Many traditional distros are now supporting both 4K and 64K. And this means
managing 2 kernel packages, along with drivers for each. For some, it means
multiple installer flavours and multiple ISOs. All of this adds up to a
less-than-ideal level of complexity. Additionally, Android now supports 4K and
16K kernels. I'm told having to explicitly manage their KABI for each kernel is
painful, and the extra flash space required for both kernel images and the
duplicated modules has been problematic. Boot-time page size selection solves
all of this.

Additionally, in starting to think about the longer term deployment story for
D128 page tables, which Arm architecture now supports, a lot of the same
problems need to be solved, so this work sets us up nicely for that.

So what's the down side?
========================

Well nothing's free; Various static allocations in the kernel image must be
sized for the worst case (largest supported page size), so image size is in line
with size of 64K compile-time image. So if you're interested in 4K or 16K, there
is a slight increase to the image size.
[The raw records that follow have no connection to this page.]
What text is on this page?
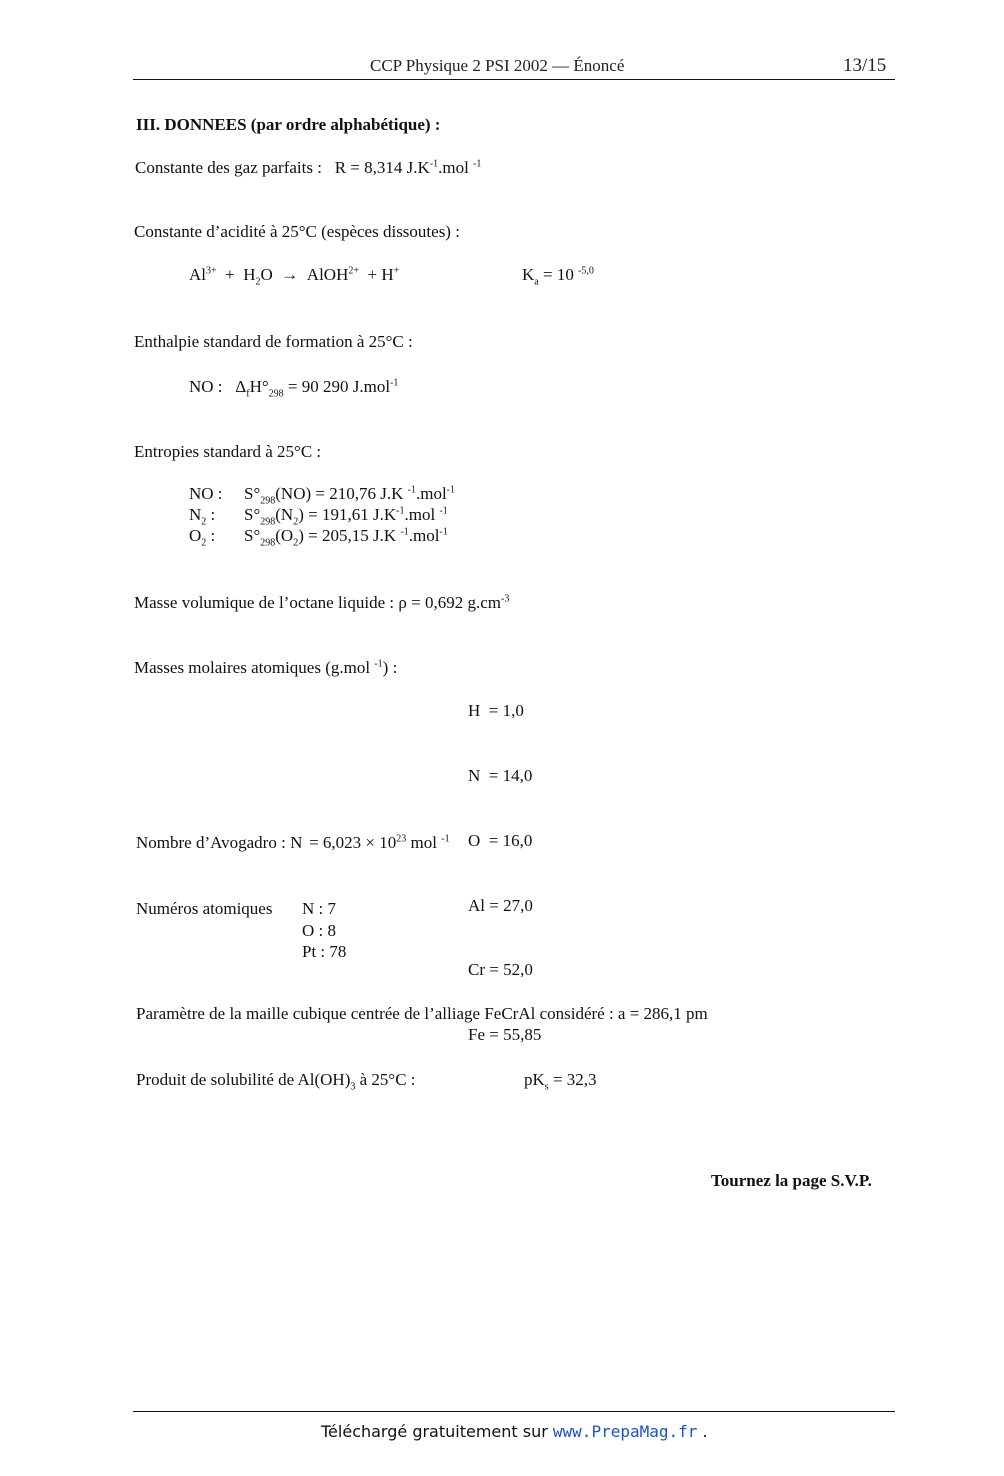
CCP Physique 2 PSI 2002 — Énoncé	13/15
III. DONNEES (par ordre alphabétique) :
Constante des gaz parfaits : R = 8,314 $J.K^{-1}.mol$ $^{-1}$
Constante d’acidité à 25°C (espèces dissoutes) :
$Al^{3+} + H_2O$ → AlOH$^{2+}$ + H+	$K_a = 10$ $^{-5,0}$
Enthalpie standard de formation à 25°C :
NO : $\Delta_fH^\circ_{298} = 90$ 290 J.mol$^{-1}$
Entropies standard à 25°C :
NO : $S^\circ_{298}(NO) = 210,76$ J.K $^{-1}$.mol$^{-1}$
$N_2$ : $S^\circ_{298}(N_2) = 191,61$ $J.K^{-1}.mol$ $^{-1}$
$O_2$ : $S^\circ_{298}(O_2) = 205,15$ J.K $^{-1}$.mol$^{-1}$
Masse volumique de l’octane liquide : ρ = 0,692 $g.cm^{-3}$
Masses molaires atomiques (g.mol $^{-1}$) :

H  = 1,0

N  = 14,0

O  = 16,0

Al = 27,0

Cr = 52,0

Fe = 55,85

Nombre d’Avogadro : $N = 6,023 \times 10^{23}$ mol $^{-1}$
Numéros atomiques N : 7
O : 8
Pt : 78
Paramètre de la maille cubique centrée de l’alliage FeCrAl considéré : a = 286,1 pm
Produit de solubilité de $Al(OH)_3$ à 25°C :	$pK_s = 32,3$
Tournez la page S.V.P.
Téléchargé gratuitement sur www.PrepaMag.fr .
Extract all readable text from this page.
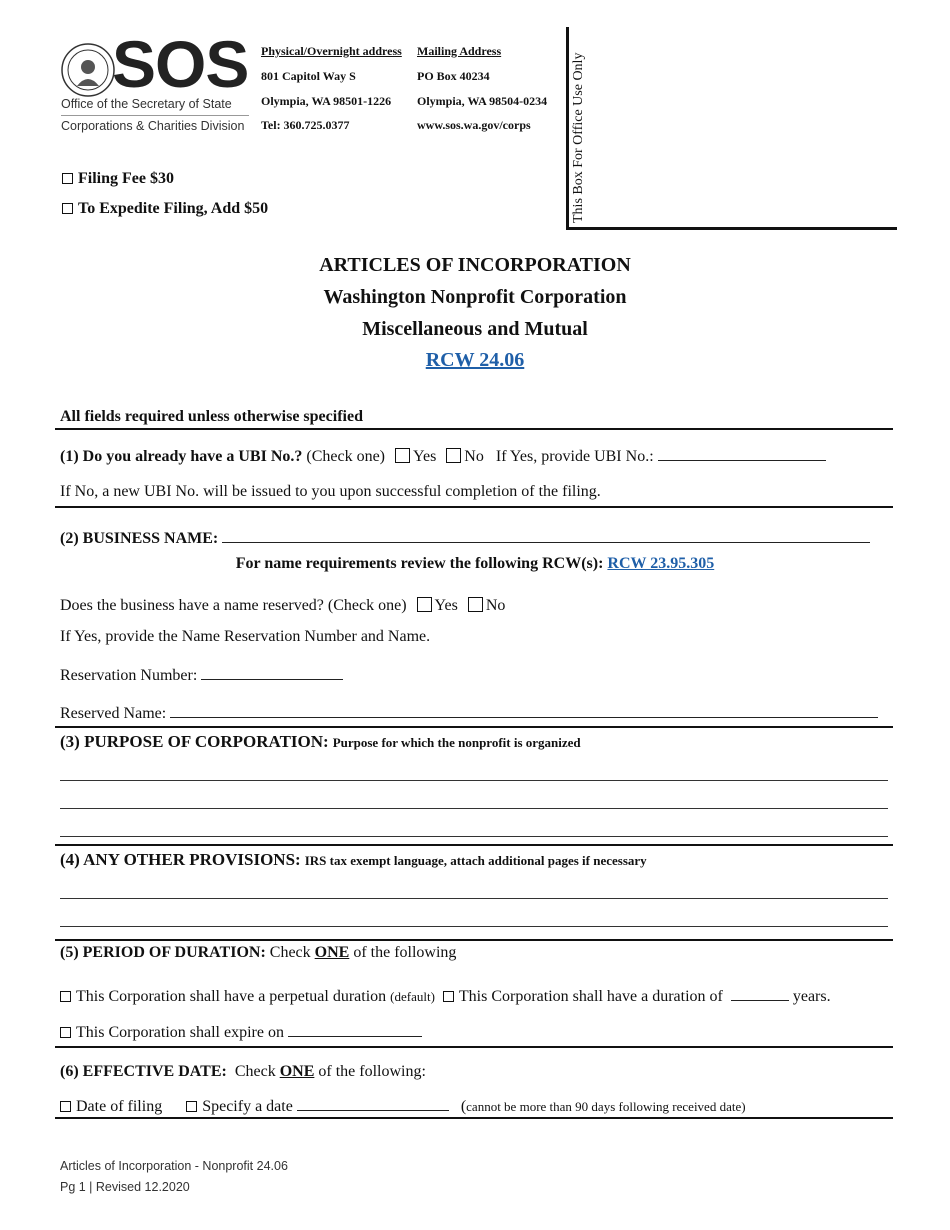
SOS
Office of the Secretary of State
Corporations & Charities Division
Physical/Overnight address
801 Capitol Way S
Olympia, WA 98501-1226
Tel: 360.725.0377
Mailing Address
PO Box 40234
Olympia, WA 98504-0234
www.sos.wa.gov/corps	This Box For Office Use Only
Filing Fee $30
To Expedite Filing, Add $50
ARTICLES OF INCORPORATION
Washington Nonprofit Corporation
Miscellaneous and Mutual
RCW 24.06
All fields required unless otherwise specified
(1) Do you already have a UBI No.? (Check one) Yes No If Yes, provide UBI No.:
If No, a new UBI No. will be issued to you upon successful completion of the filing.
(2) BUSINESS NAME:
For name requirements review the following RCW(s): RCW 23.95.305
Does the business have a name reserved? (Check one) Yes No
If Yes, provide the Name Reservation Number and Name.
Reservation Number:
Reserved Name:
(3) PURPOSE OF CORPORATION: Purpose for which the nonprofit is organized
(4) ANY OTHER PROVISIONS: IRS tax exempt language, attach additional pages if necessary
(5) PERIOD OF DURATION: Check ONE of the following
This Corporation shall have a perpetual duration (default) This Corporation shall have a duration of	years.
This Corporation shall expire on
(6) EFFECTIVE DATE: Check ONE of the following:
Date of filing	Specify a date	(cannot be more than 90 days following received date)
Articles of Incorporation - Nonprofit 24.06
Pg 1 | Revised 12.2020
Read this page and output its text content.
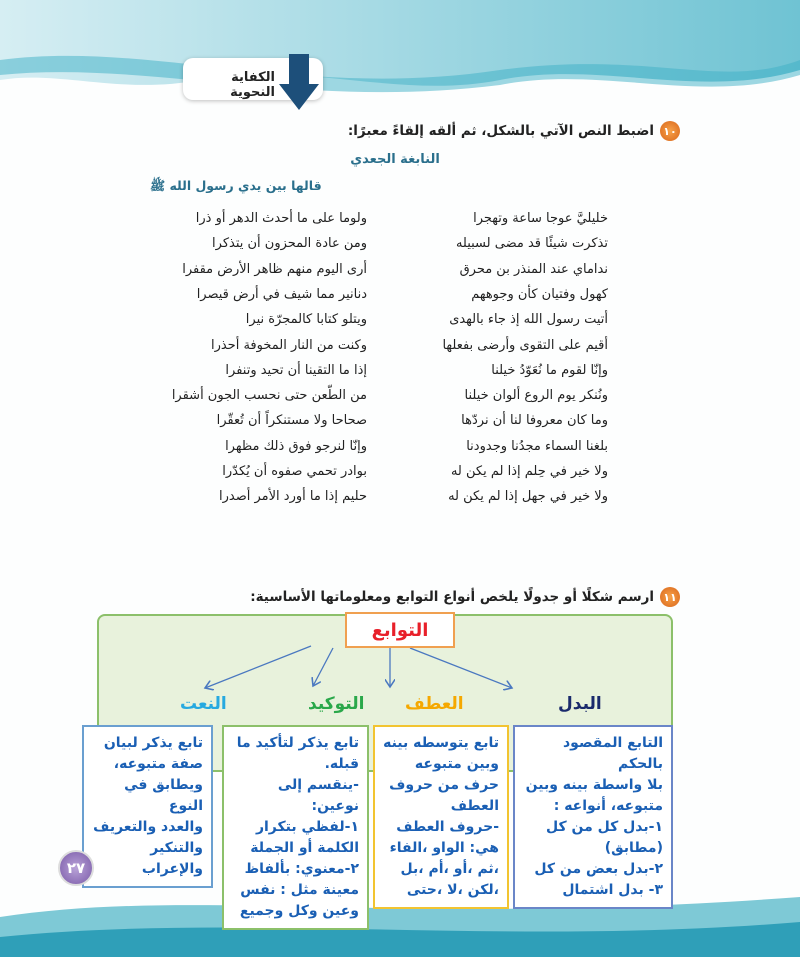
الكفاية النحوية
١٠
اضبط النص الآتي بالشكل، ثم ألقه إلقاءً معبرًا:
النابغة الجعدي
قالها بين يدي رسول الله ﷺ
خليليَّ عوجا ساعة وتهجرا
ولوما على ما أحدث الدهر أو ذرا
تذكرت شيئًا قد مضى لسبيله
ومن عادة المحزون أن يتذكرا
نداماي عند المنذر بن محرق
أرى اليوم منهم ظاهر الأرض مقفرا
كهول وفتيان كأن وجوههم
دنانير مما شيف في أرض قيصرا
أتيت رسول الله إذ جاء بالهدى
ويتلو كتابا كالمجرّة نيرا
أقيم على التقوى وأرضى بفعلها
وكنت من النار المخوفة أحذرا
وإنّا لقوم ما نُعَوّدُ خيلنا
إذا ما التقينا أن تحيد وتنفرا
ونُنكر يوم الروع ألوان خيلنا
من الطّعن حتى نحسب الجون أشقرا
وما كان معروفا لنا أن نردّها
صحاحا ولا مستنكراً أن تُعقّرا
بلغنا السماء مجدُنا وجدودنا
وإنّا لنرجو فوق ذلك مظهرا
ولا خير في حِلم إذا لم يكن له
بوادر تحمي صفوه أن يُكدّرا
ولا خير في جهل إذا لم يكن له
حليم إذا ما أورد الأمر أصدرا
١١
ارسم شكلًا أو جدولًا يلخص أنواع التوابع ومعلوماتها الأساسية:
التوابع
البدل
التابع المقصود بالحكم
بلا واسطة بينه وبين
متبوعه، أنواعه :
١-بدل كل من كل
(مطابق)
٢-بدل بعض من كل
٣- بدل اشتمال
العطف
تابع يتوسطه بينه
وبين متبوعه
حرف من حروف
العطف
-حروف العطف
هي: الواو ،الفاء
،ثم ،أو ،أم ،بل
،لكن ،لا ،حتى
التوكيد
تابع يذكر لتأكيد ما
قبله.
-ينقسم إلى نوعين:
١-لفظي بتكرار
الكلمة أو الجملة
٢-معنوي: بألفاظ
معينة مثل : نفس
وعين وكل وجميع
النعت
تابع يذكر لبيان
صفة متبوعه،
ويطابق في النوع
والعدد والتعريف
والتنكير
والإعراب
٢٧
But I expect that problem goes away if
you're compressing the image - its just some extra zeros. At boot-time, I expect
we could free the unused static storage once we know the page size - although
that would be a follow up enhancement.

And then there is performance. Since PAGE_SIZE and friends are no longer
compile-time constants, we must look up their values and do arithmetic at
runtime instead of compile-time. My early perf testing suggests this is
inperceptible for real-world workloads, and only has small impact on
microbenchmarks - more on this below.

Approach
========

The basic idea is to rid the source of any assumptions that PAGE_SIZE and
friends are compile-time constant, but in a way that allows the compiler to
perform the same optimizations as was previously being done if they do turn out
to be compile-time constant. Where constants are required, we use limits;
PAGE_SIZE_MIN and PAGE_SIZE_MAX. See commit log in patch 1 for full description
of all the classes of problems to solve.

By default PAGE_SIZE_MIN=PAGE_SIZE_MAX=PAGE_SIZE. But an arch may opt-in to
boot-time page size selection by defining PAGE_SIZE_MIN & PAGE_SIZE_MAX. arm64
does this if the user selects the CONFIG_ARM64_BOOT_TIME_PAGE_SIZE Kconfig,
which is an alternative to selecting a compile-time page size.

When boot-time page size is active, the arch pgtable geometry macro definitions
resolve to something that can be configured at boot. The arm64 implementation in
this series mainly uses global, __ro_after_init variables. I've tried using
alternatives patching, but that performs worse than loading from memory; I think
due to code size bloat.

FWIW, this paragraph was not entirely clear to me until I looked at patch 57 to see that the compile time page size selection had been retained, and could continue to be used as-is. It was somewhat implicit, but not IMHO explicit enough, not a big deal though.

Great work, thanks for doing that! This makes me wonder if we could leverage any of that to have a single kernel supporting both LPAE and !LPAE on ARM 32-bit, but that still seems like somewhat more difficult, largely due to the difference in the page table descriptor format (long vs. short).